Melt the butter in a medium saucepan over medium heat. Whisk in the flour and cook for 2 to 3 minutes; adjust the heat as needed so that the mixture does not brown. Whisk in the milk, lower the heat to keep the bechamel at a gentle simmer, and cook, whisking often, until the sauce has thickened and reduced to about 2 cups, 30 to 40 minutes; move the whisk over the bottom and into the corners of the pan to be sure the bechamel doesn't burn.
Position the oven racks in the lower third and center of the oven and preheat the oven to 375 degrees F.
Strain the bechamel through a fine-mesh conical strainer into a spouted measuring cup. Season with salt, pepper, parsley, thyme, and cayenne.
Remove both doughs from the refrigerator.
Scatter the vegetables and chicken into the pie shell. Pour the bechamel over them. At this point, if the top crust is too hard to shape, let it rest at room temperature for a few minutes. Moisten the rim of pie shell with some of the beaten egg. Cover the filling with the top crust and press the edges of the dough together to seal. Trim away the excess dough that overhangs the rim. Brush the top crust with the egg. Cut a small vent in the center of the dough with a small cutter or the tip of a paring knife to allow steam to escape.

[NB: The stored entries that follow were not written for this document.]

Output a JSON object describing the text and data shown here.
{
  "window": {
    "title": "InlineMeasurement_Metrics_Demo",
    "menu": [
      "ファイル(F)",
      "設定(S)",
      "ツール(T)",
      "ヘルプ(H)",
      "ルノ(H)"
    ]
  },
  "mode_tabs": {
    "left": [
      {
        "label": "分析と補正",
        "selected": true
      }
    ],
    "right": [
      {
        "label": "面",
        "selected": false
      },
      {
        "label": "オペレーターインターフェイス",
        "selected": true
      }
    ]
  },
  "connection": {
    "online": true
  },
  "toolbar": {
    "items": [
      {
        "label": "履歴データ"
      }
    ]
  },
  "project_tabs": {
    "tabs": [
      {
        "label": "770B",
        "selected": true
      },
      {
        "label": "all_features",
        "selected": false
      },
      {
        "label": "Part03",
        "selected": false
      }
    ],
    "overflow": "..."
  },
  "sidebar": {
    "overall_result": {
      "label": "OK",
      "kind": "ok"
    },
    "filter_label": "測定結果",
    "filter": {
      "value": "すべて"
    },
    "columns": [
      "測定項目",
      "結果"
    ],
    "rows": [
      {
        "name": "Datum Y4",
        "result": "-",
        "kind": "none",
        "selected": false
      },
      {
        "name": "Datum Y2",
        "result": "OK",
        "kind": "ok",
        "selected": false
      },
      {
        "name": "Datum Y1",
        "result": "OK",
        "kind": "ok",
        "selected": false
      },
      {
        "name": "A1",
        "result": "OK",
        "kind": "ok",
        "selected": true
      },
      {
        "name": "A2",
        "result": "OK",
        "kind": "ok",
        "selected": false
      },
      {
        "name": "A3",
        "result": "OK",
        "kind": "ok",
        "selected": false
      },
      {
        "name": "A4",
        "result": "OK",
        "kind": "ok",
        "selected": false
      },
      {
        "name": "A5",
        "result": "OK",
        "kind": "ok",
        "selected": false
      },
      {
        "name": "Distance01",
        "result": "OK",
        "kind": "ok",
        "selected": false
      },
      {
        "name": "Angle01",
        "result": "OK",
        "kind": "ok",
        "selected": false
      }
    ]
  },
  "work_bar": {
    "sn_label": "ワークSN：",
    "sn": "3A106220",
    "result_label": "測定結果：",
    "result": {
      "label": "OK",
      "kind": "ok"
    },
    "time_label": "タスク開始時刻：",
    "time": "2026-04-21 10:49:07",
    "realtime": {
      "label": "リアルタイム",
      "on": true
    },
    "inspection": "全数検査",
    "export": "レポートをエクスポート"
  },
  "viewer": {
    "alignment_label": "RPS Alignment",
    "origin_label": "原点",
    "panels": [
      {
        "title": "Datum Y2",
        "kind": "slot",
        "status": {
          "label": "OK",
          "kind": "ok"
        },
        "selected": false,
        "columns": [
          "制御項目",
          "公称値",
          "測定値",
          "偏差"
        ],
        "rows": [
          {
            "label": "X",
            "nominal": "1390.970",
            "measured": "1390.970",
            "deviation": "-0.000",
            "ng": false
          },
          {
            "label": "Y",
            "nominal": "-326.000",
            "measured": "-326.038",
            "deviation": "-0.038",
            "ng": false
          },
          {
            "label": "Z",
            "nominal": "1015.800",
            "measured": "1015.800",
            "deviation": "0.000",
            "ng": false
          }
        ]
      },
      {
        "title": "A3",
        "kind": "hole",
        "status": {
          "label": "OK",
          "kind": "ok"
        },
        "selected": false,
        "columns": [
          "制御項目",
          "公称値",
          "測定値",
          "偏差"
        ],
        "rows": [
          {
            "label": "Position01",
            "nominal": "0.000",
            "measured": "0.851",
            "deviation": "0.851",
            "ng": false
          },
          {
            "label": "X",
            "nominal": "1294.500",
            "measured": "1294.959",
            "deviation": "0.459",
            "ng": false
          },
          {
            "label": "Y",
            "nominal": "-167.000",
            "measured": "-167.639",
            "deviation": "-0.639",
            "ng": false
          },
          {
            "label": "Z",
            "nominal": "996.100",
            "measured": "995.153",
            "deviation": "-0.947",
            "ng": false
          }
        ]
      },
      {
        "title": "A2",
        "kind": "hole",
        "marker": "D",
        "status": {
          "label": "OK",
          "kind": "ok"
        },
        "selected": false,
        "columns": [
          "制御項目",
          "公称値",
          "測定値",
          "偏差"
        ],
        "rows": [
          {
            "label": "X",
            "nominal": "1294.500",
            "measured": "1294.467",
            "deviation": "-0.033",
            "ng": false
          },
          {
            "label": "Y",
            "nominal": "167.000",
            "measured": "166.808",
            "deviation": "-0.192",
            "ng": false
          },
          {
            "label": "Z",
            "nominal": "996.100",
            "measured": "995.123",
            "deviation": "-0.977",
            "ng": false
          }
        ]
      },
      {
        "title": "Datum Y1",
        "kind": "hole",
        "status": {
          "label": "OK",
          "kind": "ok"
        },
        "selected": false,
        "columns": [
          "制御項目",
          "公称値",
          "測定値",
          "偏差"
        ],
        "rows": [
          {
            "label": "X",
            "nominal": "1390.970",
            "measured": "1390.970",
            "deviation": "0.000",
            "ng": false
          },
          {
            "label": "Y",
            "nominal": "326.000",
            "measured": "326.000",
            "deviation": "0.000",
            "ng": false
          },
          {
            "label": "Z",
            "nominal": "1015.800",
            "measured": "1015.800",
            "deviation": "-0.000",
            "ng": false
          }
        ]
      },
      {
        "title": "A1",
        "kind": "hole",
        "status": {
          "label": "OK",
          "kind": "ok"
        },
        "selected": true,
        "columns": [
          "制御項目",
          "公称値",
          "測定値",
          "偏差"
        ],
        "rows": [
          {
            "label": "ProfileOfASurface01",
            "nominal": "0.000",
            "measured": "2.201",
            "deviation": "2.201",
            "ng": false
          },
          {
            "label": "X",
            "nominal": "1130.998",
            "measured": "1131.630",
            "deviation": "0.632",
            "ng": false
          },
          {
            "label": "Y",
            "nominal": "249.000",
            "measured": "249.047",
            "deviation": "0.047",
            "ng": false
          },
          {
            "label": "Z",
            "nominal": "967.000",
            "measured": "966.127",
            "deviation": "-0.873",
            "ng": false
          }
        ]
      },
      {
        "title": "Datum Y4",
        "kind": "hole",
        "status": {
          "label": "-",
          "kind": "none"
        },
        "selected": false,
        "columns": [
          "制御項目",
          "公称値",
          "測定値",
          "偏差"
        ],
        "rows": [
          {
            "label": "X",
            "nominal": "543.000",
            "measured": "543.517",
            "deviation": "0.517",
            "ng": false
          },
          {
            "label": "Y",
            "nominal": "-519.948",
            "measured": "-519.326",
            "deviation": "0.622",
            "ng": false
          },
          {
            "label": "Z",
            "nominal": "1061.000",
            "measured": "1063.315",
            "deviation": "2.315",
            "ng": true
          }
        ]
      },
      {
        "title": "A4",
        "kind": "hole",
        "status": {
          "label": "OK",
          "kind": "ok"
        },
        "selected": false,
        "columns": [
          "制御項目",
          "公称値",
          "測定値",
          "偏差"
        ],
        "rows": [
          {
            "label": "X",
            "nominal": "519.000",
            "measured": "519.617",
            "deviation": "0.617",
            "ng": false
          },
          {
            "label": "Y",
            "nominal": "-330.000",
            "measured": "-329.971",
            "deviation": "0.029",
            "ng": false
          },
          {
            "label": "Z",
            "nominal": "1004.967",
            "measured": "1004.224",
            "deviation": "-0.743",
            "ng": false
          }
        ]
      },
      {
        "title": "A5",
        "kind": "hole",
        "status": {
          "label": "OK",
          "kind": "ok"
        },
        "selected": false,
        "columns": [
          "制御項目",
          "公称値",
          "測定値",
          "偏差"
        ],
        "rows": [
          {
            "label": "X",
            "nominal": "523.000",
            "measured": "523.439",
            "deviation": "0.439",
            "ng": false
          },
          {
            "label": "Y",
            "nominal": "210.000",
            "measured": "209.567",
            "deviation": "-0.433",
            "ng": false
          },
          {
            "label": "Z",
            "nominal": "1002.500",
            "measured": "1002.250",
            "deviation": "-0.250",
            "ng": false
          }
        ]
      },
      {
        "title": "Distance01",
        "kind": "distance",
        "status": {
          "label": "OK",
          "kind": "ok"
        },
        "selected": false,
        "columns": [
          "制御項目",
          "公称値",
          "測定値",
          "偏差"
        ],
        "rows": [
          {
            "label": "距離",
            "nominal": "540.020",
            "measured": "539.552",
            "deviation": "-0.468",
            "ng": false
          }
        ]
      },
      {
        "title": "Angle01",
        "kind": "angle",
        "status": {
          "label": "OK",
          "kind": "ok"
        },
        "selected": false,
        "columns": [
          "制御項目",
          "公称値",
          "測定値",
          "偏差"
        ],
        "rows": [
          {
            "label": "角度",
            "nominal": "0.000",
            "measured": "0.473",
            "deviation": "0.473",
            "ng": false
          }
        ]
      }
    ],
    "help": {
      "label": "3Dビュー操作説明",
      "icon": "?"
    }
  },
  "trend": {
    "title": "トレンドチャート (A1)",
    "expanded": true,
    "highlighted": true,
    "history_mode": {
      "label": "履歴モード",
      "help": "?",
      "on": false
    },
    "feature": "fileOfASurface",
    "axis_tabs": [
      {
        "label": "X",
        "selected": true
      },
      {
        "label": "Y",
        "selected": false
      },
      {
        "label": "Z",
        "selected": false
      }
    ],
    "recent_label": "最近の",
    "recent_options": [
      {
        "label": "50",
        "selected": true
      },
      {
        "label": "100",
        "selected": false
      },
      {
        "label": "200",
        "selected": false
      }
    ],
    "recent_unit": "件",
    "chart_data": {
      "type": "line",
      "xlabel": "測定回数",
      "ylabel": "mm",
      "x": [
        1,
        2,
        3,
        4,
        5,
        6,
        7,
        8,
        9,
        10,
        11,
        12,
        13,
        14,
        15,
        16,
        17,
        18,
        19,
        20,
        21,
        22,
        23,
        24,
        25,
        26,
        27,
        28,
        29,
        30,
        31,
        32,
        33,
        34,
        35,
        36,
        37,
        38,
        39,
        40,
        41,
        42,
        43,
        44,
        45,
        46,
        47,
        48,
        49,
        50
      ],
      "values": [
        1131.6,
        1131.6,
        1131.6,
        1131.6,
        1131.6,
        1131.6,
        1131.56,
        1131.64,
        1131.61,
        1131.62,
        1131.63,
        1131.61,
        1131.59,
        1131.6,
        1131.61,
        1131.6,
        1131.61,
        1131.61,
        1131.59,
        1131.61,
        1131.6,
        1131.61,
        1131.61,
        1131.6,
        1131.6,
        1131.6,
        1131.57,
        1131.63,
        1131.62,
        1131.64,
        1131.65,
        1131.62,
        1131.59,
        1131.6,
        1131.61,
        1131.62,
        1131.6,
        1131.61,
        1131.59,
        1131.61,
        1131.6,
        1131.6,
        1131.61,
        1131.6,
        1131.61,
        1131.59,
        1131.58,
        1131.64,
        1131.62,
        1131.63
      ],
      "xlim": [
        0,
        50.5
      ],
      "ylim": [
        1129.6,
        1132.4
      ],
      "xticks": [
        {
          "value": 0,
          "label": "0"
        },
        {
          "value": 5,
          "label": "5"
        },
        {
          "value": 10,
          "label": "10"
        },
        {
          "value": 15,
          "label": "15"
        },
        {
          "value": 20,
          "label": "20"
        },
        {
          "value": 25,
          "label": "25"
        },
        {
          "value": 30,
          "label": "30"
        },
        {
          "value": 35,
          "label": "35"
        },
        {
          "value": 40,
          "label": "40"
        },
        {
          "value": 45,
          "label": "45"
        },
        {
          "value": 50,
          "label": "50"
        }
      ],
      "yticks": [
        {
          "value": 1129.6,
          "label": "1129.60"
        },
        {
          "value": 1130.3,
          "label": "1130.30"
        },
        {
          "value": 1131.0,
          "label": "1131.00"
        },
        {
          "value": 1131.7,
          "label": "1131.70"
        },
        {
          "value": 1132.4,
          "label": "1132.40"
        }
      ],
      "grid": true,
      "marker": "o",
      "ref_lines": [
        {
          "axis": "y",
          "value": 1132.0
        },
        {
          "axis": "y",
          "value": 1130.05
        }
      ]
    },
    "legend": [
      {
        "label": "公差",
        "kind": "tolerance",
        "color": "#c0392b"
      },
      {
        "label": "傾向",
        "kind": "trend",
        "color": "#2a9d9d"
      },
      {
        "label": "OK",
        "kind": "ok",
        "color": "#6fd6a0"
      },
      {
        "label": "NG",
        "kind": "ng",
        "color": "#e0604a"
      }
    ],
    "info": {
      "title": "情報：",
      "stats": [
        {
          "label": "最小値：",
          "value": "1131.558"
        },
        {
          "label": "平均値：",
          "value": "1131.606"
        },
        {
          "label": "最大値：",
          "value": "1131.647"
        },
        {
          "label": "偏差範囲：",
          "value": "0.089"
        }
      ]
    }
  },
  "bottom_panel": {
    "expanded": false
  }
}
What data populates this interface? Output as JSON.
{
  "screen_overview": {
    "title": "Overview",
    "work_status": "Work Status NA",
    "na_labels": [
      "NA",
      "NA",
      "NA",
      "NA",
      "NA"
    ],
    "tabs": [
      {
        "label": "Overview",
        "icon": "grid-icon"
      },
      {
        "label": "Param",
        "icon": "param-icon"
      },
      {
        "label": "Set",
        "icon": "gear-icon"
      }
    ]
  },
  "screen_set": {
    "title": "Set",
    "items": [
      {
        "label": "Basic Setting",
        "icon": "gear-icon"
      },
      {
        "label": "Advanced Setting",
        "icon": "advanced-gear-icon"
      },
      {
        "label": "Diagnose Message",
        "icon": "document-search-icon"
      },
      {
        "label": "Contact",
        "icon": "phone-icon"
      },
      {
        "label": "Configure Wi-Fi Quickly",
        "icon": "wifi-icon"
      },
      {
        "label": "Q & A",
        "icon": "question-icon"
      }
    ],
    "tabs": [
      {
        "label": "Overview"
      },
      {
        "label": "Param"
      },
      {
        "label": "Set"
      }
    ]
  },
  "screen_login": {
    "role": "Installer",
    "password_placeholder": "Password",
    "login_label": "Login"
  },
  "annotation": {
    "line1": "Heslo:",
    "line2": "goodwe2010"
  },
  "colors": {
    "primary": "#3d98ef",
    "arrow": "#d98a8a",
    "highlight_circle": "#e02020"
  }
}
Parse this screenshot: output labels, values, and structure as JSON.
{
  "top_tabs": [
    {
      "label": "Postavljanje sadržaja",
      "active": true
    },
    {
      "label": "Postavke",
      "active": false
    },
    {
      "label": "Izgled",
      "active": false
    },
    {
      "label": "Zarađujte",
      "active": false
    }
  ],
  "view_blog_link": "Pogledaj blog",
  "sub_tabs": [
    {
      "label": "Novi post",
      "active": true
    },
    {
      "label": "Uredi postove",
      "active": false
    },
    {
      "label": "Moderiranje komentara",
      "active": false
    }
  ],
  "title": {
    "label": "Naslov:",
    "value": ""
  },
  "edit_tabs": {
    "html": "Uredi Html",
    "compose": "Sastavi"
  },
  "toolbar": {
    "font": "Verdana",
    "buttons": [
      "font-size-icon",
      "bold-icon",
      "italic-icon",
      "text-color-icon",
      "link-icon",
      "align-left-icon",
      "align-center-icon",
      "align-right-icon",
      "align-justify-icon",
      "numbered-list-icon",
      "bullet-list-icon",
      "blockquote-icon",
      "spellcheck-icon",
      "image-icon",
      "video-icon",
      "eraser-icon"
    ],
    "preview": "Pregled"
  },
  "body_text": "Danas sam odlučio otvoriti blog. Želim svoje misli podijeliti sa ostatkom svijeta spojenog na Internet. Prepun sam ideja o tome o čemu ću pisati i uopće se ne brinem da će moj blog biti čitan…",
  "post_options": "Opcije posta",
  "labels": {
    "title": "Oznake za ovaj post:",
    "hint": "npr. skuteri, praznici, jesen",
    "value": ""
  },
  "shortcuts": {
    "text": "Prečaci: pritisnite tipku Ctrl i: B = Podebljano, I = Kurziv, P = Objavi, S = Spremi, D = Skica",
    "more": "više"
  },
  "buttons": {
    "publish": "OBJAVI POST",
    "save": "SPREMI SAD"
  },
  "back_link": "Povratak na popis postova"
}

Bake on the lower oven rack until the crust is a rich golden brown, 50 minutes to 1 hour. If necessary, move the pie to the center rack during the last 10 minutes of baking to brown the crust. On the other hand, if crust is browning too quickly, cover with aluminum foil. Transfer to a cooling rack and let rest for 10 minutes.
Cut the potpie into 6 wedges and serve warm.